Selasa, 20 November 2018 09:37 UTC
Warga Kota Madiun berebut gunungan jaler yang berisi hasil bumi seperti terung, tomat, dan cabai dalam rangkaian Grebeg Maulid di Alun-Alun Kota Madiun, Jawa Timur, Selasa, 20 November 2018. FOTO: ND Nugroho.
JATIMNET.COM, Madiun – Dua gunungan jaler dan estri setinggi dua meter diarak warga yang mengenakan pakaian adat Jawa mulai dari Masjid Kuno Taman hingga alun-alun Kota Madiun, dalam peringatan Maulid Nabi Muhammad SAW, Selasa 20 November 2018.
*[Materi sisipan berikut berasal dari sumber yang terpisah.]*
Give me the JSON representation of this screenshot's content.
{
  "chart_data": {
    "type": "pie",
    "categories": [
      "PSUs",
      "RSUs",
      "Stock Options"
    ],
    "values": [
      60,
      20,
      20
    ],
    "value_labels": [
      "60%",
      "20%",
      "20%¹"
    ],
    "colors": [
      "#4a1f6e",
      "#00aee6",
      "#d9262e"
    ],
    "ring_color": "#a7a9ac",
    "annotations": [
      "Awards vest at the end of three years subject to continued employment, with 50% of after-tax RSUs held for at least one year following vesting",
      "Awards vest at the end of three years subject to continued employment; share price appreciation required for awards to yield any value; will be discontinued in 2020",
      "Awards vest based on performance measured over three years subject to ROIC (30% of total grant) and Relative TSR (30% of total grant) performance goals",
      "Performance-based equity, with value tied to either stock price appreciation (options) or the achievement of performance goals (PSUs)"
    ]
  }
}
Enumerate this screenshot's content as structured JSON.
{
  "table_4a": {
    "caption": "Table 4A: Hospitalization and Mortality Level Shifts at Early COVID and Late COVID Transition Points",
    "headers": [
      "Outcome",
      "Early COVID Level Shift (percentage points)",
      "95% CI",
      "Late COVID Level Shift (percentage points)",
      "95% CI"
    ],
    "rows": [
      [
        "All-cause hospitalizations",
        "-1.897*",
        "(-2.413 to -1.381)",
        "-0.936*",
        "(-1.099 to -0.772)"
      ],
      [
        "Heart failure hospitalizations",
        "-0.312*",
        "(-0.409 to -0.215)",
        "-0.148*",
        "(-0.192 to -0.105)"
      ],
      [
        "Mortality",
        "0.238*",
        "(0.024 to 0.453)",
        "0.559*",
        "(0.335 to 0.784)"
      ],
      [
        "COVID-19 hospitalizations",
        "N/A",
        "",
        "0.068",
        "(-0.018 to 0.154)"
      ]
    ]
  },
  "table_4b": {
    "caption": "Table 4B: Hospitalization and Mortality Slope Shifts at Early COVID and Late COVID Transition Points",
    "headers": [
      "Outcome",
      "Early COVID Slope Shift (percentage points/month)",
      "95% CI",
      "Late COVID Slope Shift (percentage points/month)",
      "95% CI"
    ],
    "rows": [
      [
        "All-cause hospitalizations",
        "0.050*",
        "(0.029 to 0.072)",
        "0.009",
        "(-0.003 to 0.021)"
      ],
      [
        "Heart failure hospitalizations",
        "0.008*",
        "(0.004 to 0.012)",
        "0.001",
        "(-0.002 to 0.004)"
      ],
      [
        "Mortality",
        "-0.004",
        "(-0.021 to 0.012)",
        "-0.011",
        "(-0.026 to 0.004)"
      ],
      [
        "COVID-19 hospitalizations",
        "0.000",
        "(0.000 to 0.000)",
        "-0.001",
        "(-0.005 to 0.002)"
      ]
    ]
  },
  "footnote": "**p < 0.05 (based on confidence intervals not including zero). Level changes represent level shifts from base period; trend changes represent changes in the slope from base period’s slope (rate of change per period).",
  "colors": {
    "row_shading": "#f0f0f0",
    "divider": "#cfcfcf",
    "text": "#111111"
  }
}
Gunungan jaler berisi hasil bumi, seperti terung, tomat, kacang panjang, dan gambas. Sedangkan gunungan estri berisi sejumlah jajanan pasar, di antaranya donat, bakpao, dan bolu kukus.
Selain itu, peserta pawai yang menempuh jarak sekitar tujuh kilometer juga membawa buceng pingsungsung (pemberian) berukuran kecil. Isinya nasi dan lauk-pauk dengan jumlah sebanyak 30 yang melambangkan wilayah di Kota Madiun, yakni 27 kelurahan dan tiga kecamatan.
Setiba di alun-alun, buceng pingsungsung beserta bantuan sembako diberikan kepada 30 warga kurang mampu. Penyerahan dilakukan oleh Wali Kota Madiun Sugeng Rismiyanto dan sejumlah jajaran pejabat di lingkungan pemkot.
Pada puncak acara yang bertajuk Grebeg Maulud, warga yang sebelumnya di tepi lapangan mulai berjalan ke tengah. Mereka mendekati gunungan jaler dan estri yang berada di sisi barat dan timur lapangan. Tak berselang lama, warga berebut hasil bumi dan jajanan pasar yang menempel pada gunungan.
Warga beranggapan dengan mendapatkan isi dari gunungan akan mendatangkan berkah dalam kehidupannya. Karena itu, mereka rela berdesak-desakan. “Dapat jagung, bakpao juga. Semoga mendapat berkah,” kata Lastri, salah seorang warga yang ikut berebut isi gunungan estri.
Tradisi Grebeg Maulud itu awalnya hanya berlangsung di kawasan Masjid Kuno Taman. Namun, sejak delapan tahun lalu pemkot meminta agar ruang pelaksanannya diperluas hingga ke alun-alun. Tujuannya untuk menjadikan tradisi itu sebagai aset wisata budaya religi.
Grebeg Maulud yang berlangsung di Kota Madiun, Kepala Persatuan Pedalangan Indonesia (Pepadi) Kota Madiun Ki Sugito menjelaskan ini merupakan tradisi dari Yogyakarta dan Solo.
Kedua kesultanan itu dulunya merupakan bagian dari Kerajaan Demak yang terpecah setelah perjanjian Giyanti pada 1755 Masehi. Raden Prawiro Dirjo I, penguasa Madiun kala itu mengangkat Kyai Misbah menjadi ulama untuk memimpin umat Islam di Madiun
Oleh Kyai Misbah, tradisi yang biasa disebut sekaten dilanjutkan. Hingga sekarang budaya itu tetap dijalankan setiap peringatan Maulid Nabi Muhammad SAW.
“Intinya sebagai syiar agama Islam di Kota Madiun seperti yang dilakukan Kyai Misbah,” Ki Sugito melanjutkan.
Sementara itu, Wali Kota Madiun Sugeng Rismiyanto mengatakan bahwa kirab gunungan jaler dan estri telah dijadikan sebagai ikon wisata budaya religi. Ke depan, pelaksanannya perlu dikemas lebih menarik.
Salah satunya dengan menggandeng pelaku usaha mikro kecil menengah (UMKM) untuk membuka bazar selama tiga hingga tujuh hari di alun-alun.
“Tanpa mengurangi tradisi lain yang sudah berjalan seperti seribu rebana dan salawatan di Masjid Kuno Kuncen dan Taman,” ujar Sugeng.